Opinion
October 12, 1989
Appeal from the County Court of Albany County (Turner, Jr., J.).
Defendant was charged with six counts of criminal contempt in the first degree (Penal Law § 215.51) in connection with his refusal to answer questions before a Grand Jury. The Grand Jury proceeding was in connection with a scheme whereby several persons allegedly fraudulently applied to the State for moneys to conduct research on AIDS while planning to steal a portion of the money for their own use. Defendant was originally charged in connection with the scheme but the charges were eventually dropped against him due to the fact that certain wiretap evidence against defendant was suppressed because the People failed to comply with the notice requirements of CPL 700.50 (3). Thereafter, the People were granted leave to re-present the fraud case against two of the other defendants.

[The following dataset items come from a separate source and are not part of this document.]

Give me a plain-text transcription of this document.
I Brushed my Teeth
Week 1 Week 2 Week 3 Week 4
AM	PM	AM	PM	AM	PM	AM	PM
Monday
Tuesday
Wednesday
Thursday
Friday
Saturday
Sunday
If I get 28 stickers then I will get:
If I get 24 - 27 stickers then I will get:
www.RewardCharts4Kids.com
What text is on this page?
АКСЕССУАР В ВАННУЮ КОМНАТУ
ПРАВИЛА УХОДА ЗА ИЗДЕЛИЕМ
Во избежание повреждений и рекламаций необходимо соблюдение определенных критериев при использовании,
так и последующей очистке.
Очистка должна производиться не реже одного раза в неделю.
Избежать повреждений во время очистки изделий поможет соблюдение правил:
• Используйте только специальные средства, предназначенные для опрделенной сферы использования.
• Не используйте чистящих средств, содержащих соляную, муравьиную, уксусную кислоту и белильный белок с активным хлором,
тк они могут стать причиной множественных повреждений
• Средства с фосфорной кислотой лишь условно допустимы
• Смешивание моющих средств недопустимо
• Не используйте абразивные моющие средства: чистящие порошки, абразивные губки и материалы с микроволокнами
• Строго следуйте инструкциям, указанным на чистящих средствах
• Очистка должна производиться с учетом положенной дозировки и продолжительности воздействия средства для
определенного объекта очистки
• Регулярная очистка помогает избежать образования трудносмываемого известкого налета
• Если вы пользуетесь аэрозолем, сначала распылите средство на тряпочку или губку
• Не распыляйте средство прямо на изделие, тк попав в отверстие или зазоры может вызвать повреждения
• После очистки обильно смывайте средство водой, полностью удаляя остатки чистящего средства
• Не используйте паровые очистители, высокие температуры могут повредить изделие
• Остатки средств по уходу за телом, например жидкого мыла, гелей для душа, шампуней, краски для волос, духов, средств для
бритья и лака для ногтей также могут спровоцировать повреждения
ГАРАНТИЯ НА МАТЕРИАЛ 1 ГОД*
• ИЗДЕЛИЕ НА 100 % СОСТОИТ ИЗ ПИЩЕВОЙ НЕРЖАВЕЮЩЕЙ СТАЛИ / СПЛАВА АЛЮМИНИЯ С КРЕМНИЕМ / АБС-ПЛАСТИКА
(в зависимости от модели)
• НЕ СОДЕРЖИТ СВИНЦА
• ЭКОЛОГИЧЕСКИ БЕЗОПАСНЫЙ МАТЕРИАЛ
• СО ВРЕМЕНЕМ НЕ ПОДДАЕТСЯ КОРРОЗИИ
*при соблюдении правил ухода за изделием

Defendant was called as a witness before the Grand Jury and granted immunity but he refused to testify, claiming his testimony would constitute a disclosure of the fruits of an illegal electronic surveillance. Thereafter, despite a judicial ruling instructing defendant to answer all questions posed, defendant again refused to testify on the same ground. The Grand Jury indicted him for contempt. Defendant moved to dismiss the contempt indictment in the interest of justice and this motion was granted by County Court. This appeal by the People followed.
The People principally argue that County Court abused its discretion in dismissing the indictment because the court impermissibly based its decision primarily on defendant's age (78 at that time) and unsubstantiated claims of his ill health and did not adequately review the remaining factors set forth in CPL 210.40. We agree. CPL 210.40 allows a court to "dismiss an indictment in the interests of justice, irrespective of guilt or innocence, in those rare and compelling instances in which the public interests and the individual interest of the accused coincide and permit the court to exercise forbearance" (People v Belkota, 50 A.D.2d 118, 120). In exercising this option, a court's discretion is not absolute and should be reserved for that unusual situation which cries out for fundamental justice (see, supra, at 120; see also, People v Litman, 99 A.D.2d 573).

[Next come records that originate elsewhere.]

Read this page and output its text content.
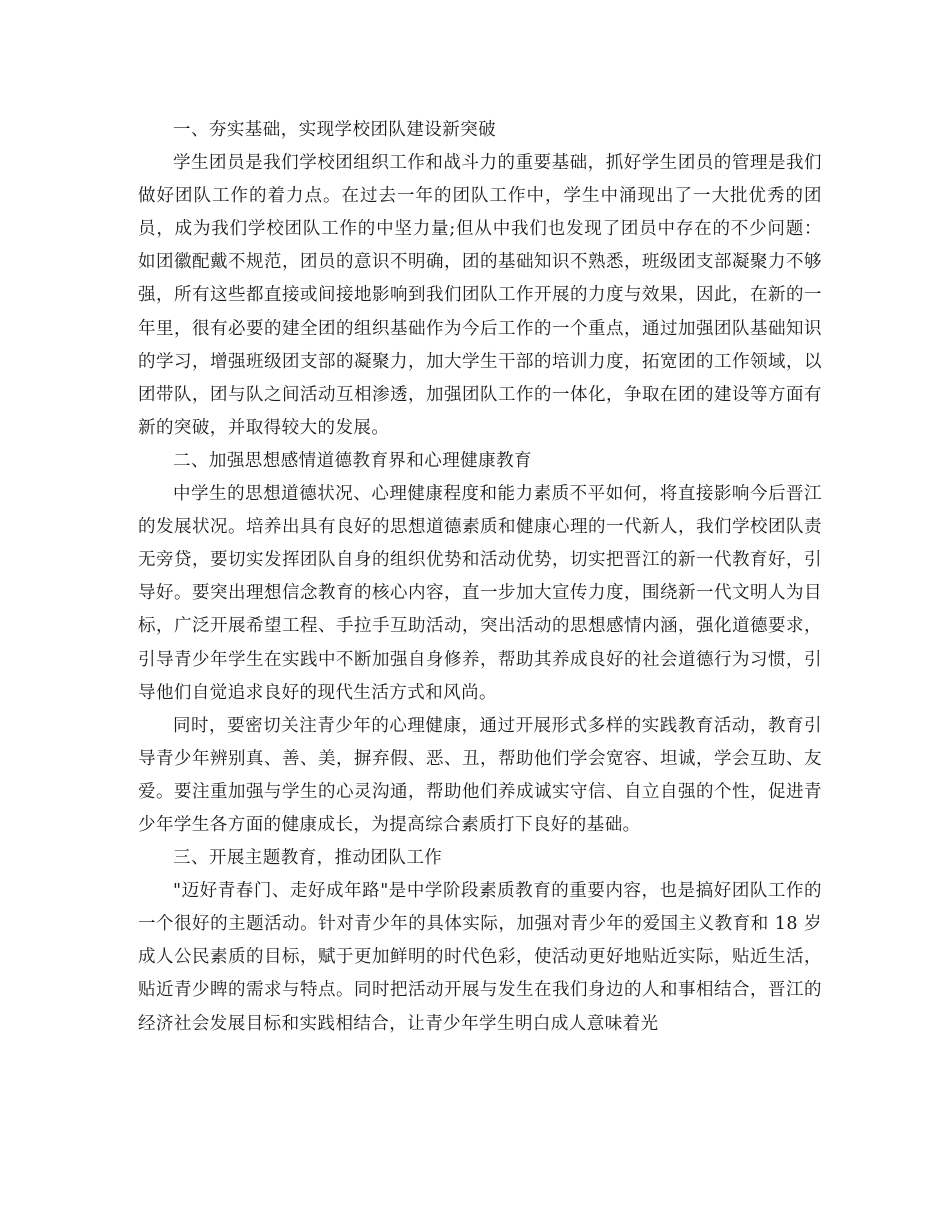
一、夯实基础，实现学校团队建设新突破

学生团员是我们学校团组织工作和战斗力的重要基础，抓好学生团员的管理是我们做好团队工作的着力点。在过去一年的团队工作中，学生中涌现出了一大批优秀的团员，成为我们学校团队工作的中坚力量;但从中我们也发现了团员中存在的不少问题：如团徽配戴不规范，团员的意识不明确，团的基础知识不熟悉，班级团支部凝聚力不够强，所有这些都直接或间接地影响到我们团队工作开展的力度与效果，因此，在新的一年里，很有必要的建全团的组织基础作为今后工作的一个重点，通过加强团队基础知识的学习，增强班级团支部的凝聚力，加大学生干部的培训力度，拓宽团的工作领域，以团带队，团与队之间活动互相渗透，加强团队工作的一体化，争取在团的建设等方面有新的突破，并取得较大的发展。

二、加强思想感情道德教育界和心理健康教育

中学生的思想道德状况、心理健康程度和能力素质不平如何，将直接影响今后晋江的发展状况。培养出具有良好的思想道德素质和健康心理的一代新人，我们学校团队责无旁贷，要切实发挥团队自身的组织优势和活动优势，切实把晋江的新一代教育好，引导好。要突出理想信念教育的核心内容，直一步加大宣传力度，围绕新一代文明人为目标，广泛开展希望工程、手拉手互助活动，突出活动的思想感情内涵，强化道德要求，引导青少年学生在实践中不断加强自身修养，帮助其养成良好的社会道德行为习惯，引导他们自觉追求良好的现代生活方式和风尚。

同时，要密切关注青少年的心理健康，通过开展形式多样的实践教育活动，教育引导青少年辨别真、善、美，摒弃假、恶、丑，帮助他们学会宽容、坦诚，学会互助、友爱。要注重加强与学生的心灵沟通，帮助他们养成诚实守信、自立自强的个性，促进青少年学生各方面的健康成长，为提高综合素质打下良好的基础。

三、开展主题教育，推动团队工作

"迈好青春门、走好成年路"是中学阶段素质教育的重要内容，也是搞好团队工作的一个很好的主题活动。针对青少年的具体实际，加强对青少年的爱国主义教育和 18 岁成人公民素质的目标，赋于更加鲜明的时代色彩，使活动更好地贴近实际，贴近生活，贴近青少睥的需求与特点。同时把活动开展与发生在我们身边的人和事相结合，晋江的经济社会发展目标和实践相结合，让青少年学生明白成人意味着光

In our view, the extraordinary situation contemplated in the statute has not been presented. While defendant's age and alleged ill health are certainly among the factors to be considered (see, CPL 210.40 [d]), we do not consider these factors, by themselves, sufficiently "compelling" to justify dismissal of the indictment in this case. Age in and of itself cannot give an individual carte blanche to indulge in unlawful acts. Instead, these facts would be more appropriately taken into account at sentencing than at this stage in the proceedings in the event defendant is ultimately convicted (see, People v Surprenant, 91 A.D.2d 1111, 1112). While County Court briefly touched on the other factors contained in CPL 210.40 (1), none of the court's conclusions persuade us that compelling reasons exist for dismissal in this case. For example, the court mentioned the essentially victimless nature of the contempt charges and opined that prosecution of defendant at this stage of his life would serve no purpose (see, CPL 210.40 [a], [b], [d], [f]). However, our review of the record reveals defendant to be an individual with an extensive criminal history, including repeated incarceration, who chose to disregard a specific order of the court for the apparent purpose of thwarting an important Grand Jury investigation. The act of hindering the legal process strikes at the very heart of our system for the administration of justice (see, People v Belkota, supra). Therefore, it cannot be said that the dismissal of the indictment in this case will not deleteriously affect the public's confidence in our criminal justice system (see, People v Surprenant, supra). Accordingly, the indictment should be reinstated.
Order reversed, on the law and the facts, motion denied, indictment reinstated and matter remitted to the County Court of Albany County for further proceedings not inconsistent with this court's decision. Mahoney, P.J., Kane, Casey, Weiss and Harvey, JJ., concur.